The spatial-alignment hypothesis, which is derived from current theories of spatial updating (e.g., Mou et al., 2004), fails to predict viewers’ perceptions when the dynamic scenes were ambiguous (Exp. 1). Furthermore, the alignment hypothesis also fails to explain the lower performance and longer reaction times to centerline-rule-violating stimuli than to stimuli that conformed to the centerline rule in Experiment 2, when both types of stimuli required a 90° realignment. Thus, we propose that heuristic processes are used to integrate spatial information across discontinuities if there is no environmental information or if the environment is consistent across shots. When the centerline rule was violated in dynamic scenes (Exp. 2, Types V–VII), we observed lower proportion correct scores and longer reaction times, indicating processes of spatial alignment.

Thus, in order to be able to account for the viewing conditions portrayed on television, a model of spatial updating across discontinuities should entail two processes. First, a heuristic process is triggered if there is only movement information (i.e., for ambiguous dynamic scenes). Second, if salient environmental information resolves the ambiguity of dynamic scenes, alignment processes are triggered. This second process aims at aligning the new viewpoint and the viewpoint of the previous shot, which is stored in memory, by considering both movement information and environmental cues. This is a time-consuming and error-prone process. Evidence for this conclusion comes from research on trans-saccadic integration that has shown that the spatial configuration after a saccade is important for establishing spatial coherence (Deubel, 2004). Thus, if the environment—here, in the form of color information on the road—changes across shots, alignment processes are triggered. The finding that performance (proportions correct and reaction times) in the 180°-alignment condition in Experiment 2 was not lower (lower proportions correct and longer reaction times) than in the 90° conditions seems to be incompatible with the proposed model. However, this finding is in line with the findings of Diwadkar and McNamara (1997), who observed a similar result pattern and suggested that the higher self-similarity between views is responsible for shorter reaction times in conditions with 180° viewpoint deviations.

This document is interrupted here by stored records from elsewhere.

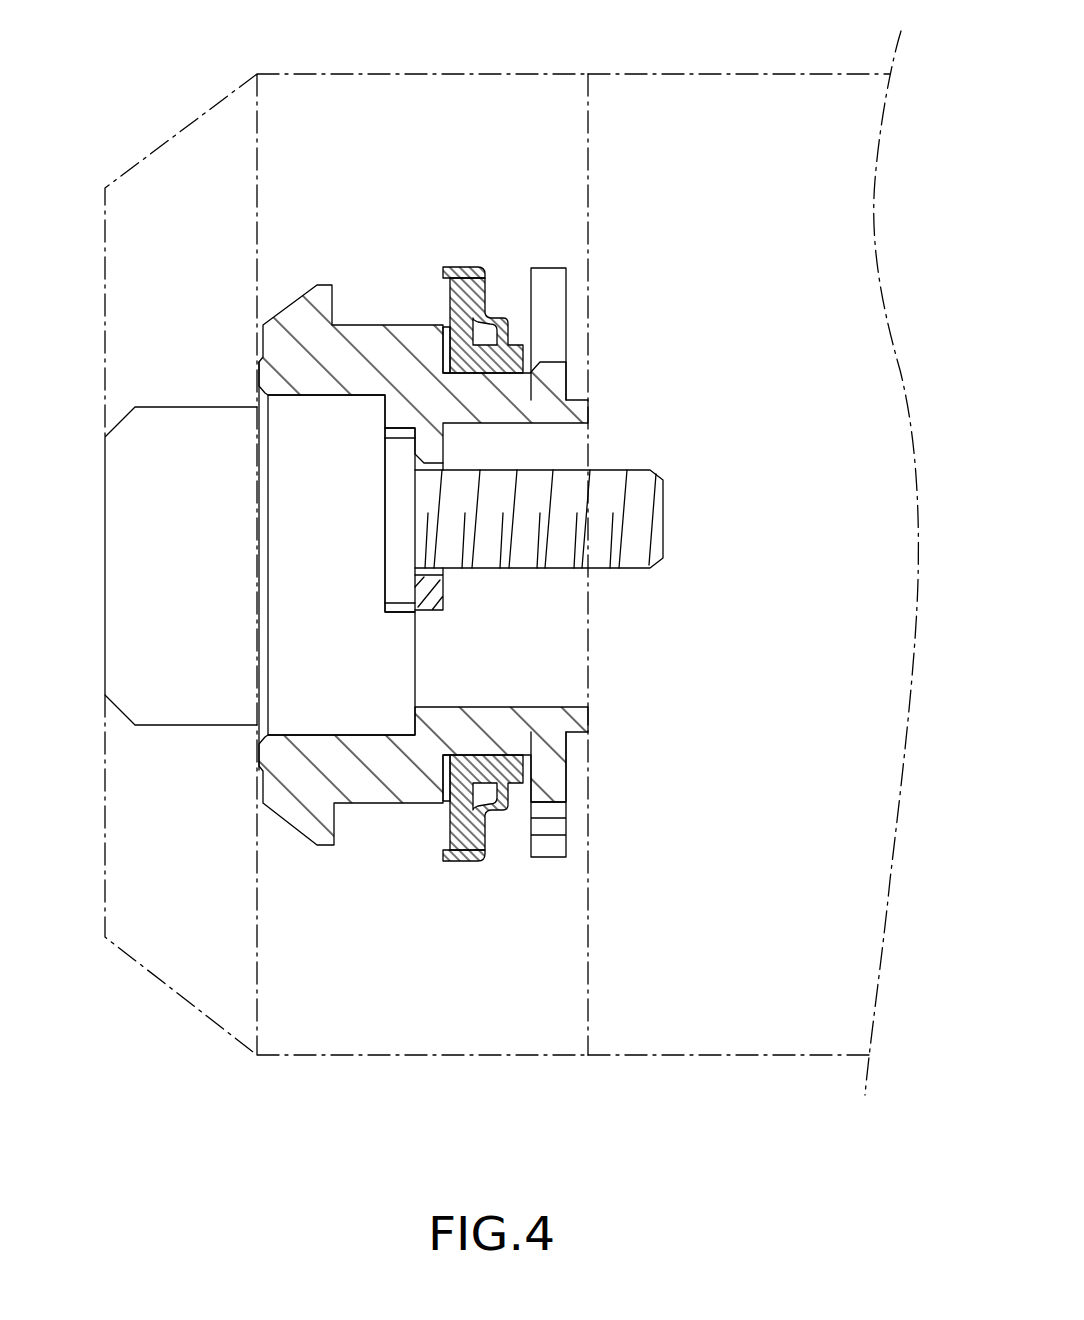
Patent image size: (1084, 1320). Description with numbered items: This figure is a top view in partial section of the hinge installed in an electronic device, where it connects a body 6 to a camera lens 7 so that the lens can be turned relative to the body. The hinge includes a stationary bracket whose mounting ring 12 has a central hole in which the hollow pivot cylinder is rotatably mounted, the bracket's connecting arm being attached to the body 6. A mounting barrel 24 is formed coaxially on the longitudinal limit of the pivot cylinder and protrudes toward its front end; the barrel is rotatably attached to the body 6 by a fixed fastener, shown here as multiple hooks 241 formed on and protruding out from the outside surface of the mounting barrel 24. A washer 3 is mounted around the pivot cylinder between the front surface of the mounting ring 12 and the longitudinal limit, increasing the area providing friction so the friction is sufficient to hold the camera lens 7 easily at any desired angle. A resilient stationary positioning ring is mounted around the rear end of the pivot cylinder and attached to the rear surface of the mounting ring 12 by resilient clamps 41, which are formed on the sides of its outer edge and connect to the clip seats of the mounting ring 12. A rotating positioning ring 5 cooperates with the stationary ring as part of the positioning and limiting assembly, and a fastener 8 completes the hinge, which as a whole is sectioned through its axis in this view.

The washer 3 is at (447, 352).
The rotating positioning ring 5 is at (557, 767).
The body 6 is at (197, 993).
The camera lens 7 is at (753, 1025).
The fastener 8 is at (617, 483).
The mounting ring 12 is at (458, 308).
The mounting barrel 24 is at (295, 712).
The clamps 41 is at (457, 267).
The hooks 241 is at (298, 313).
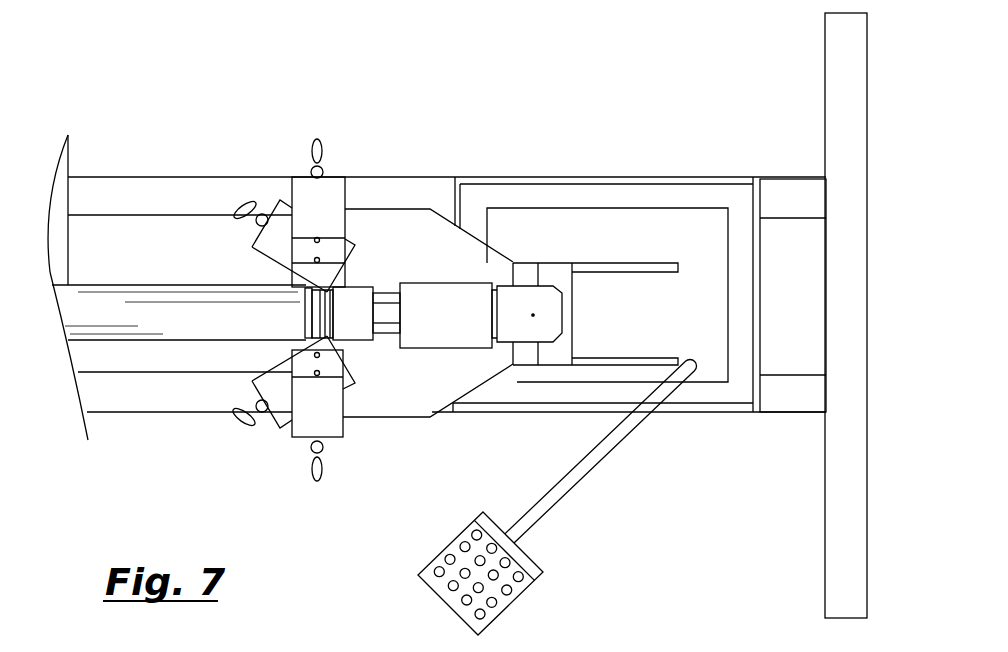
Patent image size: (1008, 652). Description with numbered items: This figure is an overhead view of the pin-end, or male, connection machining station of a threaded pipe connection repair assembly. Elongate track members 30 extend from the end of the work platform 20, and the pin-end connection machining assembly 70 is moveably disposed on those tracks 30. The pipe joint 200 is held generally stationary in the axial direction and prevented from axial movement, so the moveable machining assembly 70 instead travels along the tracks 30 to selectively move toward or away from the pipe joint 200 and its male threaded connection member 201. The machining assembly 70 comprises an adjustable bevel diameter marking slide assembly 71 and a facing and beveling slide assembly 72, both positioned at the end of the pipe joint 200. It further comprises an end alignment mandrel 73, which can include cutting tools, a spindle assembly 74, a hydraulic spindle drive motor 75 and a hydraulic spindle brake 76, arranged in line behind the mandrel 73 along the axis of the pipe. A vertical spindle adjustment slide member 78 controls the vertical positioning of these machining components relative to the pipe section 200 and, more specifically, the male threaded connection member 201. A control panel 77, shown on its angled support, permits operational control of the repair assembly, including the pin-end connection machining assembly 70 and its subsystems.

The work platform 20 is at (58, 213).
The pipe joint 200 is at (148, 307).
The male threaded connection member 201 is at (330, 322).
The elongate track members 30 is at (203, 190).
The pin-end (male) connection machining assembly 70 is at (538, 233).
The adjustable bevel diameter marking slide assembly 71 is at (322, 207).
The facing and beveling slide assembly 72 is at (308, 415).
The end alignment mandrel 73 is at (353, 300).
The spindle assembly 74 is at (435, 297).
The hydraulic spindle drive motor 75 is at (512, 323).
The hydraulic spindle brake 76 is at (560, 313).
The control panel 77 is at (518, 567).
The vertical spindle adjustment slide member 78 is at (533, 358).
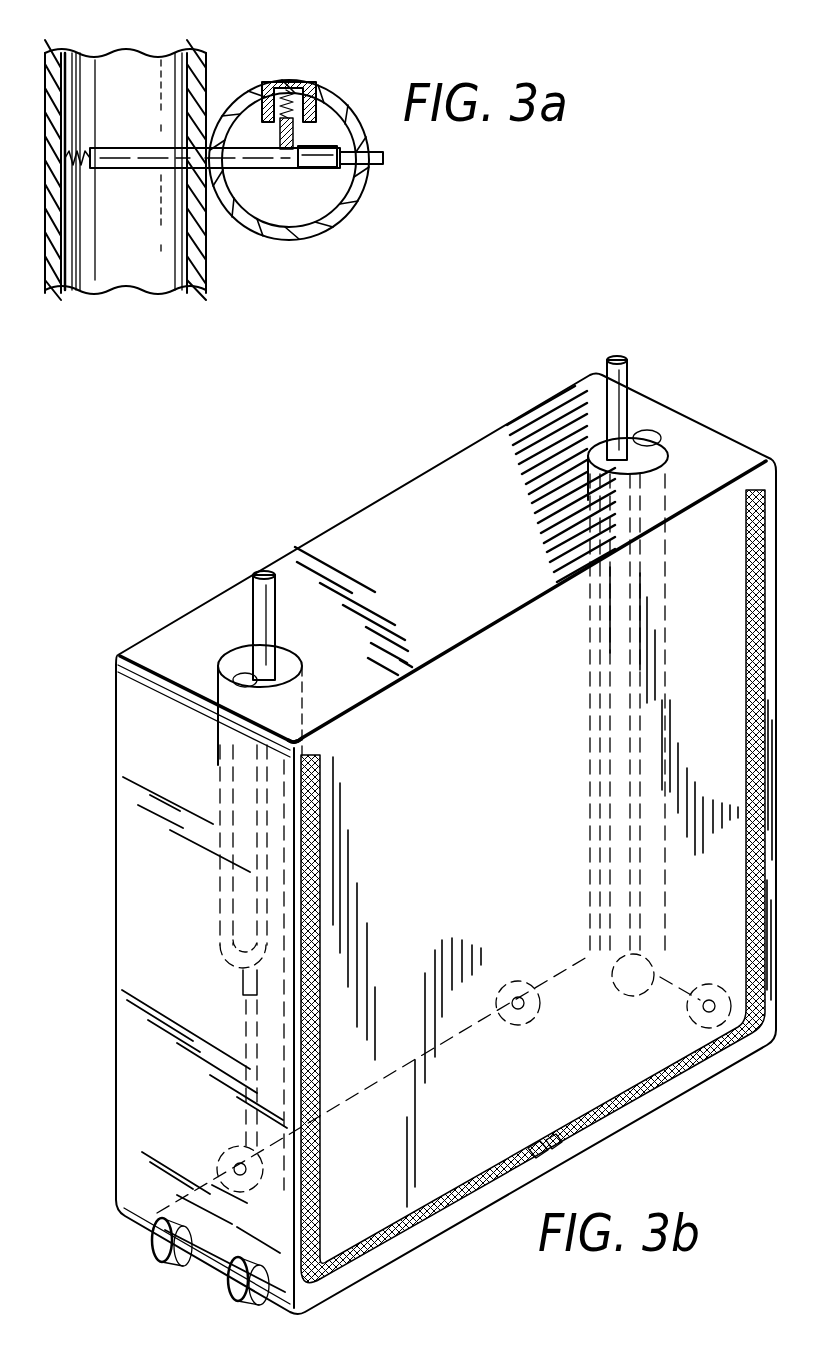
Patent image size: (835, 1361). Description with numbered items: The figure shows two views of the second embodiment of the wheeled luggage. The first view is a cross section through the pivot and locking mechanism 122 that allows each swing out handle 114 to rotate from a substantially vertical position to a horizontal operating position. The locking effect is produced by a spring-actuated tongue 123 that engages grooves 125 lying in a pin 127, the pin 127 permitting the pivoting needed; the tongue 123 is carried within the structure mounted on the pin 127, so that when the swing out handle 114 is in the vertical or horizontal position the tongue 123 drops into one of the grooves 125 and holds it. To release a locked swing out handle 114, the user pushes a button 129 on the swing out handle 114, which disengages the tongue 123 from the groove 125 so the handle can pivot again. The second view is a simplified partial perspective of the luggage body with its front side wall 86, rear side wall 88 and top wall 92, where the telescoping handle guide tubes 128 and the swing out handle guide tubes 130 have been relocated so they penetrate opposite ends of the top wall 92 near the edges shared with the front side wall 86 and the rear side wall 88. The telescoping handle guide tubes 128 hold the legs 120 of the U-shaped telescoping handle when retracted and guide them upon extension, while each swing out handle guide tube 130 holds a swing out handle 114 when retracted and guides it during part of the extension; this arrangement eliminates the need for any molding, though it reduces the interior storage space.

In FIG. 3b, the front side wall 86 is at (134, 715).
In FIG. 3b, the rear side wall 88 is at (737, 447).
In FIG. 3b, the top wall 92 is at (305, 712).
In FIG. 3a, the swing out handle 114 is at (342, 84).
In FIG. 3b, the legs of the U-shaped telescoping handle 120 is at (630, 363).
In FIG. 3a, the pivot and locking mechanism 122 is at (137, 80).
In FIG. 3a, the spring-actuated tongue 123 is at (305, 83).
In FIG. 3a, the grooves 125 is at (286, 168).
In FIG. 3a, the pin 127 is at (127, 148).
In FIG. 3b, the telescoping handle guide tube 128 is at (246, 999).
In FIG. 3a, the button 129 is at (387, 153).
In FIG. 3b, the swing out handle guide tube 130 is at (210, 853).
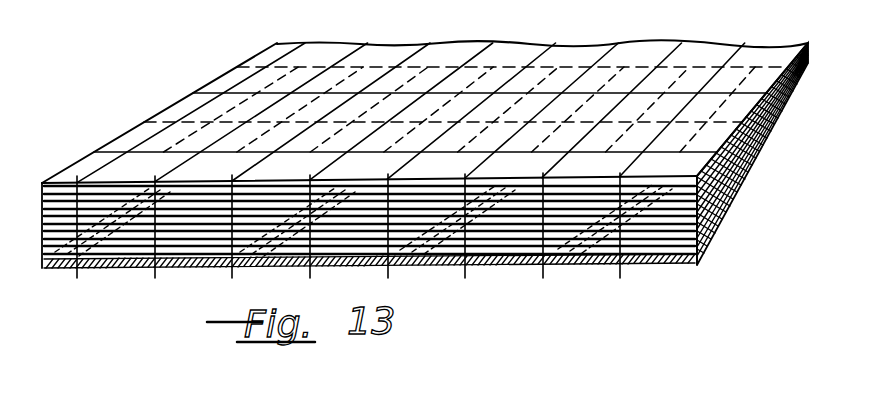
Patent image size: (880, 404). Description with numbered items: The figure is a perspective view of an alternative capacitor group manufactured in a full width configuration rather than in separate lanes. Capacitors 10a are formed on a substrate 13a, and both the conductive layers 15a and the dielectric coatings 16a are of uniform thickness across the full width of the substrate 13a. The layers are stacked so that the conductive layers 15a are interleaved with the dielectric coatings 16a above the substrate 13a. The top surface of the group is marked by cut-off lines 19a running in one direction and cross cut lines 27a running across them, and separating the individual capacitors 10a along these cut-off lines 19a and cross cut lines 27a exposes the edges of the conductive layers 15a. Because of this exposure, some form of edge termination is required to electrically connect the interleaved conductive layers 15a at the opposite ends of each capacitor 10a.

The capacitor 10a is at (245, 92).
The substrate 13a is at (450, 268).
The conductive layer 15a is at (524, 184).
The dielectric coating 16a is at (250, 192).
The cut-off line 19a is at (415, 152).
The cross cut line 27a is at (150, 153).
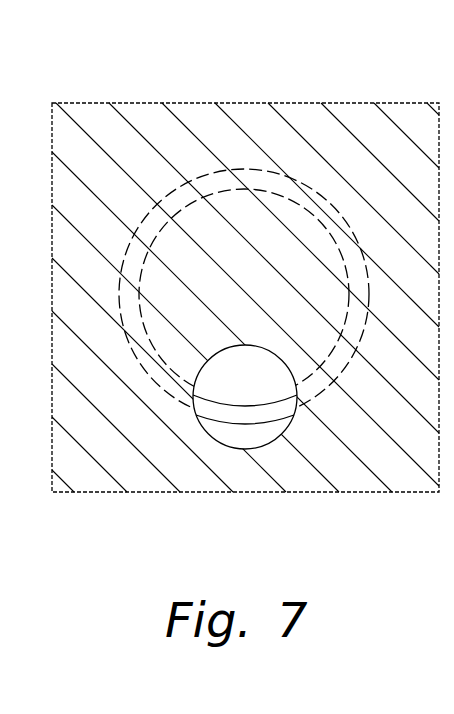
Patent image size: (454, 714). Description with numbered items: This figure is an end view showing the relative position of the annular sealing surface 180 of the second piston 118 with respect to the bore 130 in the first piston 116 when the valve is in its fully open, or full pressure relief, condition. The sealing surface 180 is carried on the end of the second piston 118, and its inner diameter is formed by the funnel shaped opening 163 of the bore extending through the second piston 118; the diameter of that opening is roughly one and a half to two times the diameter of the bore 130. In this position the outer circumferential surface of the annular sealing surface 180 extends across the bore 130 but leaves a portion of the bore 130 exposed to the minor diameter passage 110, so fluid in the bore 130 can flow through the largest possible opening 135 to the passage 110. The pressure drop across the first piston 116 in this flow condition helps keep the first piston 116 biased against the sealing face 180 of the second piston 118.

The passage 110 is at (245, 299).
The first piston 116 is at (152, 118).
The second piston 118 is at (305, 187).
The funnel shaped opening 163 is at (237, 216).
The bore 130 is at (266, 390).
The annular sealing surface 180 is at (243, 414).
The opening 135 is at (272, 432).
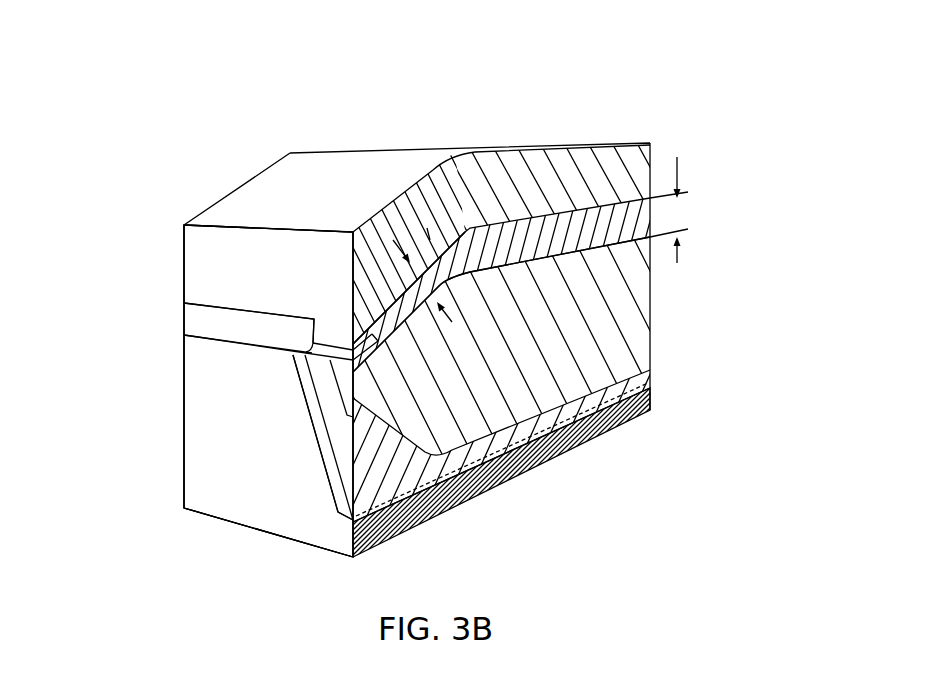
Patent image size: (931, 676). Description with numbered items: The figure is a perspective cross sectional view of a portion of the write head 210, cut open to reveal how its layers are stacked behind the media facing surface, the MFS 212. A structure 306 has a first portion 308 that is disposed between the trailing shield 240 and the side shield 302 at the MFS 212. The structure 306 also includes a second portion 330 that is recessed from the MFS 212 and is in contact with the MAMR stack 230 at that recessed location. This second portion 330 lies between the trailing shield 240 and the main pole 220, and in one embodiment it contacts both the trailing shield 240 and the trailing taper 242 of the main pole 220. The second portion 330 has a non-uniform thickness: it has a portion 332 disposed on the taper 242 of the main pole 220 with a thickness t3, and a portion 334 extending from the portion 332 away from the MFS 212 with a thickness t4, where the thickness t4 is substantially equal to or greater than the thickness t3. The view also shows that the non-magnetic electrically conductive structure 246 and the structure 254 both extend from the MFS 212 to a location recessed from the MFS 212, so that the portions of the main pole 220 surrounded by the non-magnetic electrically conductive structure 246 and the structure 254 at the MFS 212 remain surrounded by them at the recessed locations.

The write head 210 is at (155, 163).
The MFS 212 is at (205, 257).
The side shield 302 is at (270, 447).
The structure 306 is at (170, 311).
The first portion 308 is at (207, 331).
The structure 254 is at (338, 517).
The trailing shield 240 is at (628, 158).
The trailing taper 242 is at (413, 292).
The portion 332 is at (391, 289).
The second portion 330 is at (418, 301).
The portion 334 is at (595, 245).
The MAMR stack 230 is at (390, 352).
The main pole 220 is at (650, 332).
The non-magnetic electrically conductive structure 246 is at (633, 392).
The thickness t3 is at (422, 264).
The thickness t4 is at (683, 211).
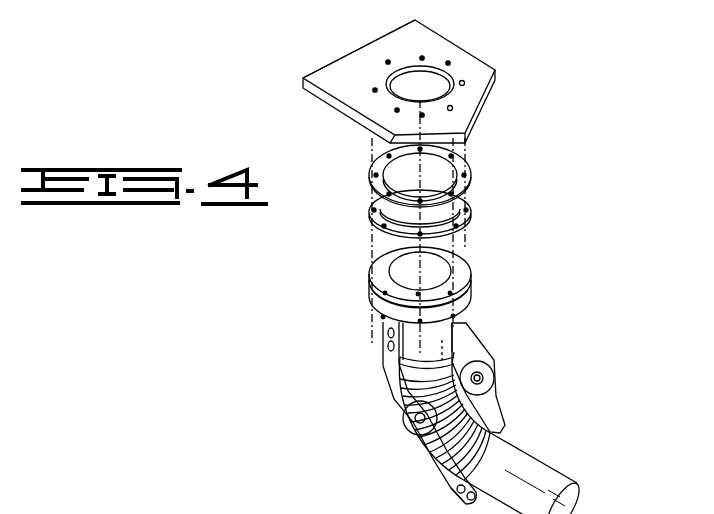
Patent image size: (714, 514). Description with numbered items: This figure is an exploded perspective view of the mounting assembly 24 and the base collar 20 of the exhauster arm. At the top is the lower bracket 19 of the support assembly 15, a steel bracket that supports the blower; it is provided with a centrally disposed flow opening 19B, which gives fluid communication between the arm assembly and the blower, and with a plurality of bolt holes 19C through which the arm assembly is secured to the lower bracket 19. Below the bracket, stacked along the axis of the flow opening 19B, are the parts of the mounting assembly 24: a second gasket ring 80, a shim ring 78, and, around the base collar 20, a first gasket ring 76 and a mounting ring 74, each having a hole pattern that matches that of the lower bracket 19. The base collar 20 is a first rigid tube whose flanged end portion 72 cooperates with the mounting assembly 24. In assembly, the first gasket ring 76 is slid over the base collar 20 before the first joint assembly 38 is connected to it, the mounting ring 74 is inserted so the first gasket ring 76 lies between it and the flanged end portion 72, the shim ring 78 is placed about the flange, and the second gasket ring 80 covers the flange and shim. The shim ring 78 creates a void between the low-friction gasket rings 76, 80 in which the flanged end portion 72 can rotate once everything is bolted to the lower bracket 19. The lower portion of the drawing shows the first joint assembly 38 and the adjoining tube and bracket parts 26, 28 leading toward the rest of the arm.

The support assembly 15 is at (355, 48).
The lower bracket 19 is at (448, 40).
The flow opening 19B is at (423, 93).
The bolt holes 19C is at (453, 106).
The second gasket ring 80 is at (470, 172).
The shim ring 78 is at (466, 212).
The mounting assembly 24 is at (353, 219).
The first gasket ring 76 is at (419, 297).
The flanged end portion 72 is at (455, 273).
The mounting ring 74 is at (370, 311).
The base collar 20 is at (455, 325).
The conduit pipe 26 is at (540, 458).
The first joint assembly 38 is at (424, 431).
The strap end bracket 28 is at (433, 501).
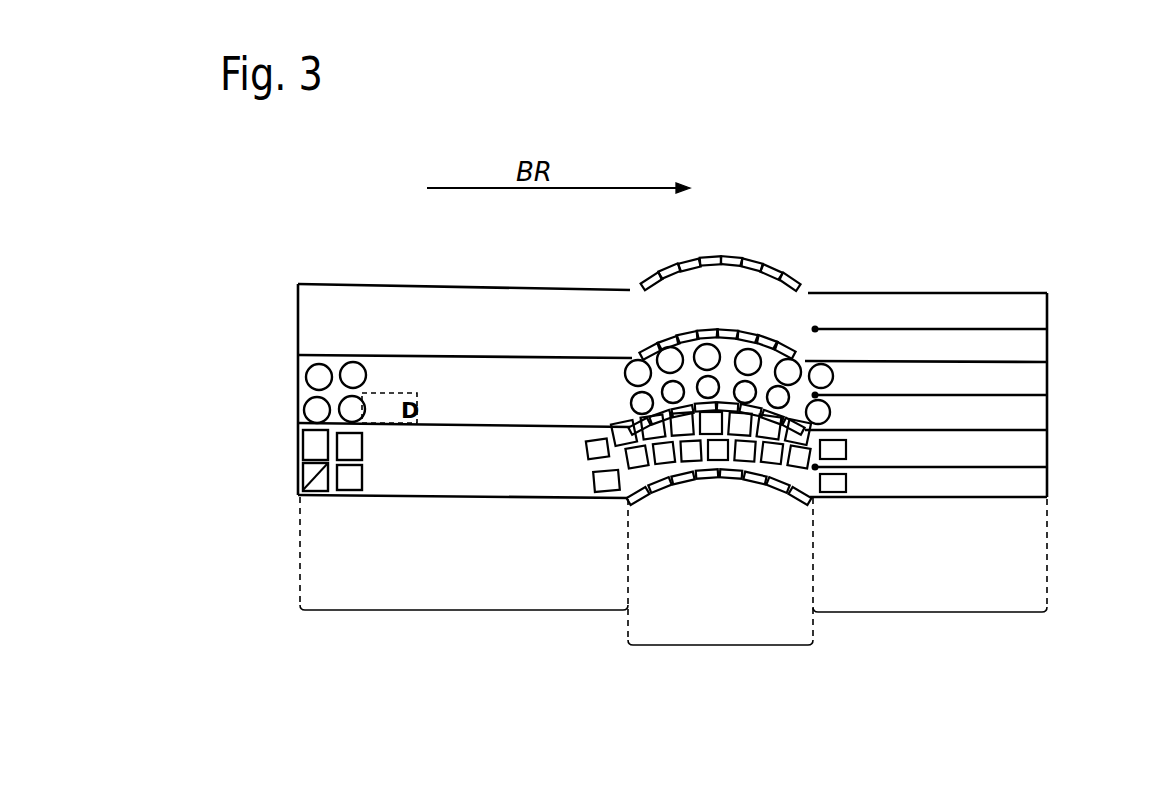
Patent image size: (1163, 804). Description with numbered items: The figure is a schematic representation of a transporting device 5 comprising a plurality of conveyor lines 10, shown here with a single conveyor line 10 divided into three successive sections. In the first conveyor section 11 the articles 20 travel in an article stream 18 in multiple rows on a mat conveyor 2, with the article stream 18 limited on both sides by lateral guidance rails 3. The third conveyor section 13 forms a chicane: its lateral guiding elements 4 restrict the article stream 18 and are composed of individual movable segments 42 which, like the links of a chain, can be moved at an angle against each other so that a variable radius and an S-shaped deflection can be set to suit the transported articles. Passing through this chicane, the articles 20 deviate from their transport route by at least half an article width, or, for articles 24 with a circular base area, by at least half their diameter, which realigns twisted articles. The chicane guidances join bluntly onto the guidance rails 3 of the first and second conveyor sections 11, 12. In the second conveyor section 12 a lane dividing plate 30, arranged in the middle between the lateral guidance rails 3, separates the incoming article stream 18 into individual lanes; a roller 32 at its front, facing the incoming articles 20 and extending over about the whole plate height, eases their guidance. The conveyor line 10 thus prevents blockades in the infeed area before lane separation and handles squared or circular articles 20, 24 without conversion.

In this study, we show – to our knowledge for the first time – that spatial updating across discontinuities is facilitated if films conform to the centerline rule. In light of a recent study with film-illiterate viewers, which demonstrated that comprehending spatial relations between adjacent shots requires sufficient familiarity with films (Schwan & Ildirar, 2010), the interplay of the centerline rule and the spatial heuristic may be interpreted as a convention or as a kind of “contract” between filmmaker and viewer. We also speculate that the applicability of this heuristic instead of computationally demanding realignment is one of the reasons why sequences of shots in films are often experienced as continuous and film cuts often go unnoticed by the viewers (T. J. Smith & Henderson, 2008).